5 dicas para criar valor Por professor Paulo Sérgio Buhrer
  1. Visão – Seja vendedor, gerente ou dono de empresa, sem visão de longo prazo, não há empresa sólida, sustentável. Se a visão da empresa é a de crescer, melhorar seus lucros e resultados, deve repassar essa visão aos colaboradores desde o momento da seleção de pessoal ao dia a dia destes na empresa. Começa-se a criar valor numa companhia muito antes de os clientes adentrarem nela.
  2.  Amor – É importante contratar pessoas que se alinhem aos valores e à missão da empresa. É claro que isso é praticamente impossível acertar em 100% das vezes, mas, para criar valor, é preciso ter gente boa, competente, capaz e, sobretudo, que ame o que faz para que o realize tão benfeito a ponto de os clientes desejarem estar ali, adquirindo seus produtos/serviços.

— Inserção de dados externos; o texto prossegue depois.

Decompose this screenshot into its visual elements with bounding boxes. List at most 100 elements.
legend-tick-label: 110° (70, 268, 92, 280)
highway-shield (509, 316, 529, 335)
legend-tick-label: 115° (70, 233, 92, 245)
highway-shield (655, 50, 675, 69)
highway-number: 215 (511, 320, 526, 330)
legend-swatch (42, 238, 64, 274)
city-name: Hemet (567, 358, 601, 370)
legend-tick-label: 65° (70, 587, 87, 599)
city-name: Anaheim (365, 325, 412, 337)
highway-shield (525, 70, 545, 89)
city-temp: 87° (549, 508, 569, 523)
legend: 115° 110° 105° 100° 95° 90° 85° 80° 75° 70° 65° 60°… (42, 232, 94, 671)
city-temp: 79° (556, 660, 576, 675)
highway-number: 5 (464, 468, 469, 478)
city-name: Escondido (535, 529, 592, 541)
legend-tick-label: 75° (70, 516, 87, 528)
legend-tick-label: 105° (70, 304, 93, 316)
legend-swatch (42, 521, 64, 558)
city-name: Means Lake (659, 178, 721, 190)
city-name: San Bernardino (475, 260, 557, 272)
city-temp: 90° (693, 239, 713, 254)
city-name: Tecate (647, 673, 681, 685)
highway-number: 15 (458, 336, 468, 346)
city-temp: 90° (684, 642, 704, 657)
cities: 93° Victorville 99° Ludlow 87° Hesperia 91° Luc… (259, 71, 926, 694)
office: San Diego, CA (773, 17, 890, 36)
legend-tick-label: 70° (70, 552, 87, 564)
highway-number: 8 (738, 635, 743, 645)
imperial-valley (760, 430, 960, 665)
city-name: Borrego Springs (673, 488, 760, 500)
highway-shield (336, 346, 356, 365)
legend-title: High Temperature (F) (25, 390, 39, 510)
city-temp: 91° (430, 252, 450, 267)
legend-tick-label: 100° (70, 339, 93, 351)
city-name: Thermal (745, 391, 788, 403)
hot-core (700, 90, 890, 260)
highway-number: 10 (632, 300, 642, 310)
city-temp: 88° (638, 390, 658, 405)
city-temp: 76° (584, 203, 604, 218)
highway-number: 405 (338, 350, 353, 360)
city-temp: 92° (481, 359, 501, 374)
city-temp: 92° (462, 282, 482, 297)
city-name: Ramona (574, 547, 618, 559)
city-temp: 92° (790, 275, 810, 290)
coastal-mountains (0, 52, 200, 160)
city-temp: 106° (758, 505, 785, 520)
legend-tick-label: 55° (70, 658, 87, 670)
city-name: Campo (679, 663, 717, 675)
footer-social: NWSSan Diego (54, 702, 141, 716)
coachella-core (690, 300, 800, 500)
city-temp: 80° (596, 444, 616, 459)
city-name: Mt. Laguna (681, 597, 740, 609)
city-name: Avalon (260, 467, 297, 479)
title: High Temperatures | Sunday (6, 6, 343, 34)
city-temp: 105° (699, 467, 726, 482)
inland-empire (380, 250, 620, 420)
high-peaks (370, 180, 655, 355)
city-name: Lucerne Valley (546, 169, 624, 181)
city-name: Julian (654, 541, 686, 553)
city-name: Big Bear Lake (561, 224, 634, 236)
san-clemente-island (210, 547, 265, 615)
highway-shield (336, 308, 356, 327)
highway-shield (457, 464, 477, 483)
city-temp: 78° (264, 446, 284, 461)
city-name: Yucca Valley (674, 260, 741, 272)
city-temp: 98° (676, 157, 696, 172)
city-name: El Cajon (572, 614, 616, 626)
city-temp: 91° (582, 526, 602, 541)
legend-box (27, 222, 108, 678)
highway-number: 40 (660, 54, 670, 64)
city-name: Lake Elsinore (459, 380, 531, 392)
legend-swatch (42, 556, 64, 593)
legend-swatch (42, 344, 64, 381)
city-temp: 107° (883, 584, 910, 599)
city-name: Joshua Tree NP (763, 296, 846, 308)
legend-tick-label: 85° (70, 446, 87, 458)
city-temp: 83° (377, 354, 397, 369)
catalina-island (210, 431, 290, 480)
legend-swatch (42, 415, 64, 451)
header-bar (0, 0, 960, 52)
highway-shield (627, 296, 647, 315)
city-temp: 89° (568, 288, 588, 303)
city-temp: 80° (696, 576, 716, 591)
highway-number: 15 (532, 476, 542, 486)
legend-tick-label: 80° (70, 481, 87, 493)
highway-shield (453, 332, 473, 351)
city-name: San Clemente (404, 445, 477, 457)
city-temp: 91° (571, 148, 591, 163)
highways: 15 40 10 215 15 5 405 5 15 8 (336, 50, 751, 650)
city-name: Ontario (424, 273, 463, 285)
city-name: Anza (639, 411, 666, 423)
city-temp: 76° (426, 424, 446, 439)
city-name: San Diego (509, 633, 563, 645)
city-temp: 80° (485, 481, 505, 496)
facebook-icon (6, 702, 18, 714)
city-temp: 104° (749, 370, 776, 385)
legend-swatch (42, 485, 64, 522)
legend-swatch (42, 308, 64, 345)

  3. Lealdade – As pessoas dentro de uma organização têm de ser leais umas com as outras, do contrário não conseguirão repassar isso aos clientes. Se elas notarem lealdade por parte da empresa e de seus líderes, certamente compreenderão a importância de fazerem o mesmo com os clientes. Entenderão que ser leal aos consumidores é atendê-los bem, sorrir por sua presença e apresentar entusiasticamente produtos e serviços.

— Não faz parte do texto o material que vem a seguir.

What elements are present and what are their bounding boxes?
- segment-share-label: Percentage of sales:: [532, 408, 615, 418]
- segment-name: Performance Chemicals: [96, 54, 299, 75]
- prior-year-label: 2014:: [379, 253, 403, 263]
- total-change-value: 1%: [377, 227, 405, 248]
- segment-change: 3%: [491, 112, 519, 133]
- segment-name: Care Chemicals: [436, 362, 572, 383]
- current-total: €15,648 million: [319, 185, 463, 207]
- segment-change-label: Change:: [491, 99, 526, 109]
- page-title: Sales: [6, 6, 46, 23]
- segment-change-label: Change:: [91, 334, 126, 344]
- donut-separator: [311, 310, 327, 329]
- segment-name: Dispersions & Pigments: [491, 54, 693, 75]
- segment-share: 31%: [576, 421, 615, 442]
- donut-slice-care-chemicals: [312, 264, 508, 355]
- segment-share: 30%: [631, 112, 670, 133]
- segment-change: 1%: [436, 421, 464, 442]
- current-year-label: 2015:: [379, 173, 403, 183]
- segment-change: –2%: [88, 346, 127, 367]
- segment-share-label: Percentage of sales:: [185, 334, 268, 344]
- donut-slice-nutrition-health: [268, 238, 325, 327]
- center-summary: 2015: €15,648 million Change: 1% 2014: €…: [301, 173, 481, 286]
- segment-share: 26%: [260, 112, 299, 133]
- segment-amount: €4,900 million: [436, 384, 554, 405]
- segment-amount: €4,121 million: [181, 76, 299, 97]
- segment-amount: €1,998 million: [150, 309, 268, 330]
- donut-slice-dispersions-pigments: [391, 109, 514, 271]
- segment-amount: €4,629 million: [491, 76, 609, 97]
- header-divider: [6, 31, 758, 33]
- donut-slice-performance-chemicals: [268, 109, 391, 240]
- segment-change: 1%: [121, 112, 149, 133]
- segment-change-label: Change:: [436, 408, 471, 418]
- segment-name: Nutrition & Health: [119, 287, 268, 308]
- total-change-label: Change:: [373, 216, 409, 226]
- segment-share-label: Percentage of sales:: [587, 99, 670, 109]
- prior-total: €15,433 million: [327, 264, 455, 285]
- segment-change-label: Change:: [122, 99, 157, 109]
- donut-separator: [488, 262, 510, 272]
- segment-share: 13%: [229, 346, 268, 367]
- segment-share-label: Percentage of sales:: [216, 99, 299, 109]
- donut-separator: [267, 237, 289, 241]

  4. Originalidade – Temos de ser originais quando estamos atendendo. Técnicas são importantíssimas, mas elas não superam uma cara feia, um ar de má vontade ao atender. Por isso a importância de contratar pessoas que gostam do que fazem e dar a elas oportunidades de progresso para que, ao atender, mostrem entusiasmo verdadeiro aos clientes.
  5. Reciprocidade – Não há como criar valor verdadeiro se as pessoas que laboram numa empresa não são bem remuneradas e reconhecidas. É claro que dinheiro é muito importante e ninguém trabalha apenas por amor, a não ser em situações voluntárias e filantrópicas, por isso o respeito pelas pessoas é um fator fundamental para criar valor nas organizações.
Em síntese, não é complicado criar valor para os clientes quando ele é criado, primeiramente, na empresa, pelo respeito desta com as pessoas que nela laboram e pelo alinhamento de quem dela faz parte com os objetivos empresariais.

Professor Paulo Sérgio Buhrer é formado em ciências contábeis, com pós-graduação em gestão empresarial e MBA em gestão de pessoas. 

Um comentário:

  1. Boa. Acertou na mosca.Bate comigo. Isso também vale para pessoa física, o lado pessoal e o lado profissional.